Como contrapartida, Bush quer que o álcool produzido no Brasil tenha o mesmo padrão tecnológico que o produzido nos Estados Unidos; que seja registrado como um bem energético e não como commodity agrícola, para escapar aos acordos internacionais que, no âmbito da Organização Mundial do Comércio (OMC), regulamentam as negociações desse tipo de produto, e para permitir, eventualmente, que os Estados Unidos suspendam as barreiras protecionistas à importação do álcool; e que o Brasil permita que o capital dos Estados Unidos controle as usinas, diretamente ou por meio de joint-ventures.

De acordo com a agência Brasil de Fato, à primeira vista, o acordo parece favorecer os usineiros brasileiros, que poderiam ampliar as exportações para o mercado mais poderoso do planeta. Ilusão. Caso caia mesmo a barreira imposta ao álcool brasileiro – diz o usineiro Maurílio Biagi Filho -, não haverá uma explosão da exportação, mas sim um investimento maciço de capitais estadunidenses em usinas brasileiras. “Ano passado, 3,4% do setor estavam desnacionalizados; este ano chegará a 5%. Em dez anos, metade não será mais brasileira”, diz Maurílio, que vendeu, em 2006, a área industrial de sua usina Cevasa, em Patrocínio Paulista, para a transnacional Cargill.

O setor espera exportar 4 bilhões de litros de álcool este ano, ante 2,3 bilhões em 2006, que renderam 1,6 bilhão de dólares, o dobro de 2005. Em quatro anos, serão investidos 2,5 bilhões de dólares na produção de álcool e 77 usinas serão construídas até 2012.
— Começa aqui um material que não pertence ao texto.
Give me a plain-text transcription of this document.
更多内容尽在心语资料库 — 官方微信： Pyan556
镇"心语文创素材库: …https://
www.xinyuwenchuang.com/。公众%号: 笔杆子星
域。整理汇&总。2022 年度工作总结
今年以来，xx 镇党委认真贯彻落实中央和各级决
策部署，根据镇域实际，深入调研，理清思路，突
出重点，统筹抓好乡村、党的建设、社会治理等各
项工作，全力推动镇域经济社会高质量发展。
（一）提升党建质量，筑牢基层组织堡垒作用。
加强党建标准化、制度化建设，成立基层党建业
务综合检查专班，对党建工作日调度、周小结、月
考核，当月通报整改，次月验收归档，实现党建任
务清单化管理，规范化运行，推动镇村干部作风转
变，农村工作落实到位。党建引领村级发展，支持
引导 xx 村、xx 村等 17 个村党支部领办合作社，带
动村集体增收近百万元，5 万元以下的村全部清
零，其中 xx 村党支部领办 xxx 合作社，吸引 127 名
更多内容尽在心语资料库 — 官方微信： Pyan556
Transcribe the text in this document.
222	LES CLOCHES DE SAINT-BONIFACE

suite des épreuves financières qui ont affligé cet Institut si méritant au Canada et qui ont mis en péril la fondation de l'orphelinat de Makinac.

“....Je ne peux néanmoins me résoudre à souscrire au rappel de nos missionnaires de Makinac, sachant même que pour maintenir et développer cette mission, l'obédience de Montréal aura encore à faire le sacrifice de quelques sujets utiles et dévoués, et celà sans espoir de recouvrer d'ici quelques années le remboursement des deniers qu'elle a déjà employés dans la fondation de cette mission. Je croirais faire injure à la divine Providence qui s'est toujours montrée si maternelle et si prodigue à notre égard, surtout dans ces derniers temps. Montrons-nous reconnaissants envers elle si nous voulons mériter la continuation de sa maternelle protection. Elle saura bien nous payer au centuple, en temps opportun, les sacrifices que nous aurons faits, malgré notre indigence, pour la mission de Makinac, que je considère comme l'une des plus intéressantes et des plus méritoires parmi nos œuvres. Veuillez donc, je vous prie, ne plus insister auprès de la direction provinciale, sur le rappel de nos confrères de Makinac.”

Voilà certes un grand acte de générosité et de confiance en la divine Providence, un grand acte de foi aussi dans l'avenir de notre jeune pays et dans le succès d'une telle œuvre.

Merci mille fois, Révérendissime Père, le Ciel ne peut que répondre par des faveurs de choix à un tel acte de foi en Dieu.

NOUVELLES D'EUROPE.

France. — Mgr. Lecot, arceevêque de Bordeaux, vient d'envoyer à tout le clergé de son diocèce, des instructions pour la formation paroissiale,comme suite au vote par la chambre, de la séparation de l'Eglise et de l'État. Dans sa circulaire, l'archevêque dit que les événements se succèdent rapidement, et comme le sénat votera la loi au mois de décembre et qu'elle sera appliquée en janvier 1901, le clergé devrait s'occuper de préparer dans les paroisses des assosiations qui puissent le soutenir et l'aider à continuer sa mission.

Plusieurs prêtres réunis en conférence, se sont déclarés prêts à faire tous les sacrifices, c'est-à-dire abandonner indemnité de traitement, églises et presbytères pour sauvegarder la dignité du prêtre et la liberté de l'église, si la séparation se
Segundo a agência, no Brasil, há 6 milhões de hectares de canaviais, área que cresceu 13% nos últimos três anos. Em São Paulo, só em José Bonifácio, a área plantada triplicou nas duas últimas safras. No Centro-Sul, a área deverá crescer de 4,6 milhões para 5 milhões de hectares.

Ambientalistas e militantes do movimento em defesa da Reforma Agrária criticam o acordo e apontam um aumento da monocultura no país e de uma maior concentração da propriedade da terra, mais desemprego e êxodo rural.